I think there should be a class action suit with all MERS homeowners as the class. I know one was started in Kentucky but was dropped when the individual attorney who started the case could not find any large legal firms to sign on with her and she couldn’t fight Wall Street alone.


It is known that frauds were perpetrated upon the courts by banks, mortgage servicers and foreclosure attorneys who had forgery as part of their business model. Any DA anywhere could take just one of these cases and files charges for fraud, forgery, perjury, notary fraud, conversion, theft, . . . any number of charges. Charge the little guys who actually did the deeds at the instruction of their superiors. Offer them amnesty and just continue climbing up the corporate ladder until you get to the people who first authorized and demanded these actions. You’d get pretty high – probably right up to CEO and BOD levels as well as some government participation.(Take a look at who were the founding members of MERS) Then try the bastards and convict them. Do the same process for the securitization frauds on the part of the noteholders.


My beef about all this, is that the biggest heist/fraud in the history of the world is NOT a civil matter – it’s a criminal matter. We are way beyond some SEC fines and penalties. Nationalize the GD banks that did this!


Sheila Bair wrote an op-ed article in 2007 that made people in Treasury think, "Sheila Bair is difficult."


She was surprised to learn that mortgage servicers had pushed 99% of those surprise-reset mortgages (whose en masse defaults sparked the crisis) into foreclosure rather than modifying them. So she voiced her frustrations in an article.


According to the NYTimes:


[In an op-ed in the New York Times, she] called on mortgage servicers to reset adjustable-rate mortgages en masse. “These borrowers would still be required to make their monthly payments... Avoiding foreclosure would protect neighboring properties and hasten the recovery.”


Although she made no mention of the Treasury Department, everyone in the bureaucracy knew that it was her real target. It was now official: Sheila Bair was difficult.

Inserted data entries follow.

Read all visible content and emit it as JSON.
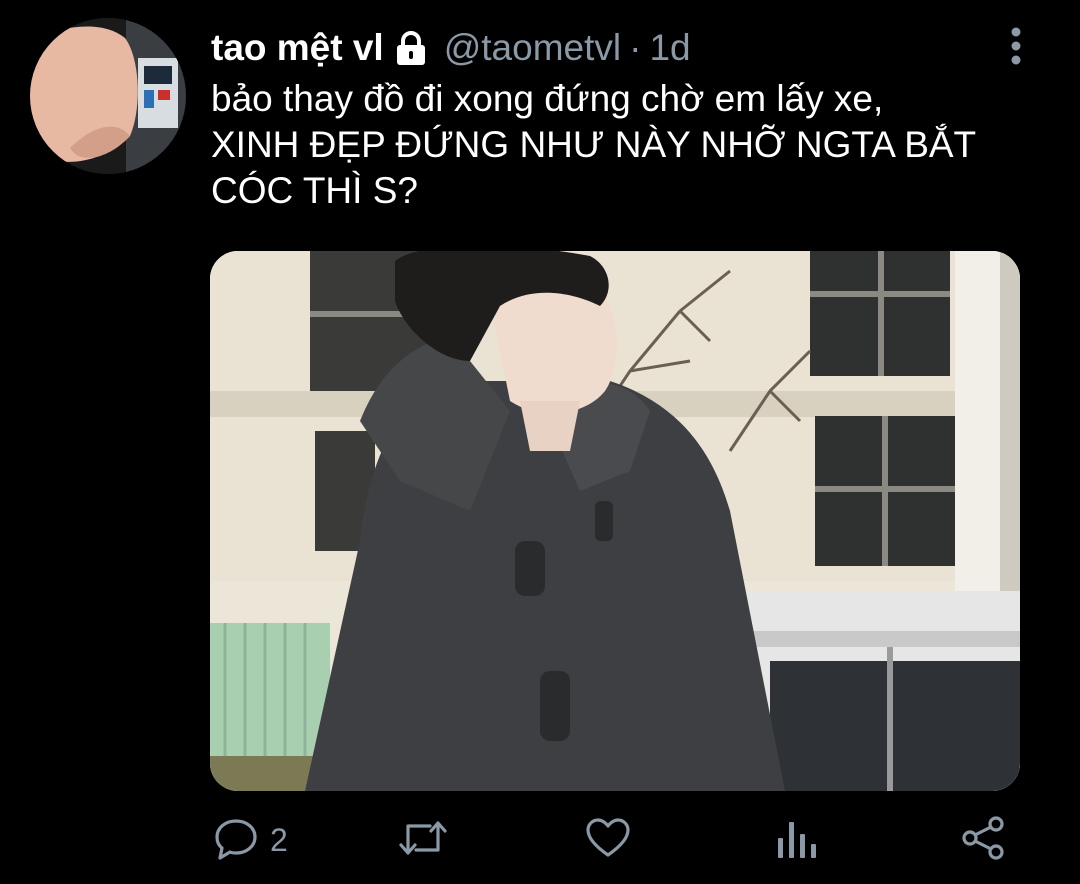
{
  "tweet": {
    "display_name": "tao mệt vl",
    "handle": "@taometvl",
    "separator": "·",
    "time": "1d",
    "text_lines": [
      "bảo thay đồ đi xong đứng chờ em lấy xe,",
      "XINH ĐẸP ĐỨNG NHƯ NÀY NHỠ NGTA BẮT",
      "CÓC THÌ S?"
    ]
  },
  "actions": {
    "reply_count": "2"
  },
  "icons": {
    "lock": "lock-icon",
    "more": "more-vertical-icon",
    "reply": "reply-icon",
    "retweet": "retweet-icon",
    "like": "heart-icon",
    "analytics": "analytics-icon",
    "share": "share-icon"
  },
  "colors": {
    "background": "#000000",
    "primary_text": "#ffffff",
    "secondary_text": "#8b98a5"
  }
}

That's one of two interesting things about the foreclosure process that we learned reading an interview with Bair in the NYTimes. Basically, that mortgage servicers "promised" (whatever that means, we don't find out. Obviously, it wasn't in writing.) to modify mortgages, but instead, they foreclosed on most properties and modified just 1%.

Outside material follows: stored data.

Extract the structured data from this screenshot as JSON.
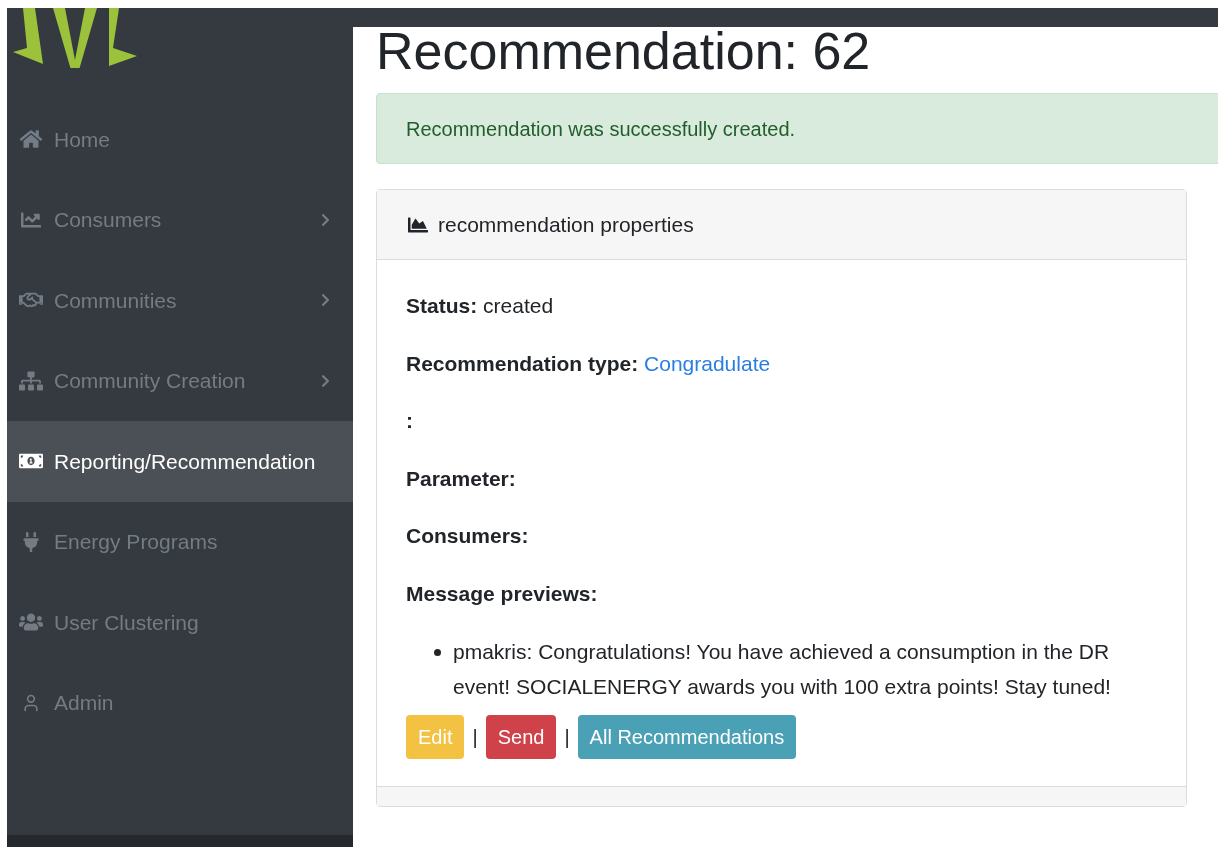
{
  "sidebar": {
    "items": [
      {
        "label": "Home",
        "selected": false,
        "has_submenu": false
      },
      {
        "label": "Consumers",
        "selected": false,
        "has_submenu": true
      },
      {
        "label": "Communities",
        "selected": false,
        "has_submenu": true
      },
      {
        "label": "Community Creation",
        "selected": false,
        "has_submenu": true
      },
      {
        "label": "Reporting/Recommendation",
        "selected": true,
        "has_submenu": false
      },
      {
        "label": "Energy Programs",
        "selected": false,
        "has_submenu": false
      },
      {
        "label": "User Clustering",
        "selected": false,
        "has_submenu": false
      },
      {
        "label": "Admin",
        "selected": false,
        "has_submenu": false
      }
    ]
  },
  "page": {
    "title": "Recommendation: 62",
    "alert": "Recommendation was successfully created.",
    "card": {
      "title": "recommendation properties",
      "fields": [
        {
          "label": "Status:",
          "value": "created",
          "kind": "text"
        },
        {
          "label": "Recommendation type:",
          "value": "Congradulate",
          "kind": "link"
        },
        {
          "label": ":",
          "kind": "text"
        },
        {
          "label": "Parameter:",
          "kind": "text"
        },
        {
          "label": "Consumers:",
          "kind": "text"
        },
        {
          "label": "Message previews:",
          "kind": "text"
        }
      ],
      "messages": [
        "pmakris: Congratulations! You have achieved a consumption in the DR event! SOCIALENERGY awards you with 100 extra points! Stay tuned!"
      ],
      "actions": [
        {
          "kind": "button",
          "label": "Edit",
          "color": "#f4c243"
        },
        {
          "kind": "separator",
          "label": "|"
        },
        {
          "kind": "button",
          "label": "Send",
          "color": "#cf4249"
        },
        {
          "kind": "separator",
          "label": "|"
        },
        {
          "kind": "button",
          "label": "All Recommendations",
          "color": "#4aa0b5"
        }
      ]
    }
  }
}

The second is that when explaining the rush-to-foreclosure process she says, “I think some of it was that they didn’t think borrowers were worth helping. There was some disdain for borrowers.”

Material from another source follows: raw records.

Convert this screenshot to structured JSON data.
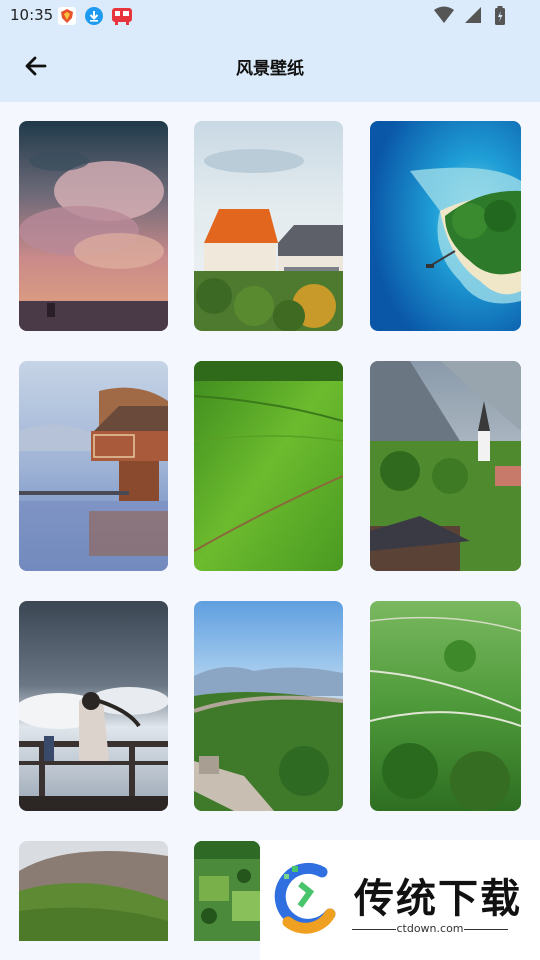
{
  "status_bar": {
    "time": "10:35",
    "notifications": [
      "shield-app-icon",
      "download-app-icon",
      "game-app-icon"
    ],
    "system": [
      "wifi-icon",
      "signal-icon",
      "battery-icon"
    ]
  },
  "app_bar": {
    "back_icon": "arrow-left-icon",
    "title": "风景壁纸"
  },
  "wallpapers": [
    {
      "name": "wallpaper-pink-clouds"
    },
    {
      "name": "wallpaper-orange-roof-town"
    },
    {
      "name": "wallpaper-tropical-island"
    },
    {
      "name": "wallpaper-lake-house"
    },
    {
      "name": "wallpaper-green-field"
    },
    {
      "name": "wallpaper-alpine-village"
    },
    {
      "name": "wallpaper-anime-balcony"
    },
    {
      "name": "wallpaper-great-wall"
    },
    {
      "name": "wallpaper-green-hills-road"
    },
    {
      "name": "wallpaper-mountain-slope"
    },
    {
      "name": "wallpaper-countryside-fields"
    }
  ],
  "watermark": {
    "brand": "传统下载",
    "url": "ctdown.com"
  },
  "colors": {
    "app_bar_bg": "#dcebfb",
    "page_bg": "#f4f7fd"
  }
}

Honest! And totally unproven because she doesn't go into detail. But it reminds us of the opposite of when Jamie Dimon said, "Giving debt relief to people who really need it. That's what foreclosure is."


It's a homeowner's worst nightmare: That banks rush to foreclose 99% of the time because (Bair suspects) bankers have a disdain for borrowers.


The entire "exit interview," which Bair gave to the NYTimes as she's leaving the FDIC for Pew Trusts, is a good read >


Two other interesting points: 


1. She echoes the voice of the public when it comes to capital requirements (they should be higher to discourage risk-taking behavior) and the foreclosure process (banks should instead help homeowners modify the loans). She similarly seems to forget that politicians encouraged banks to loan to riskier candidates by throwing lawsuits at them if they disqualified borrowers with low income, and instead blames mostly the securitization process and banks' eagerness to make risky bets.


2. She also thinks that Bear Stearns should have failed, not given to Jamie Dimon as a Christmas present, like the book, Too Big To Fail put it. 


Bair told Joe Nocera:


“Let’s face it.. Bear Stearns was a second-tier investment bank, with — what? — around $400 billion in assets? I’m a traditionalist. Banks and bank-holding companies are in the safety net. That’s why they have deposit insurance. Investment banks take higher risks, and they are supposed to be outside the safety net. If they make enough mistakes, they are supposed to fail. So, yes, I was amazed when they saved it. I couldn’t believe it. When they told me about it, I said: ‘Guess what: Investment banks fail.’ ”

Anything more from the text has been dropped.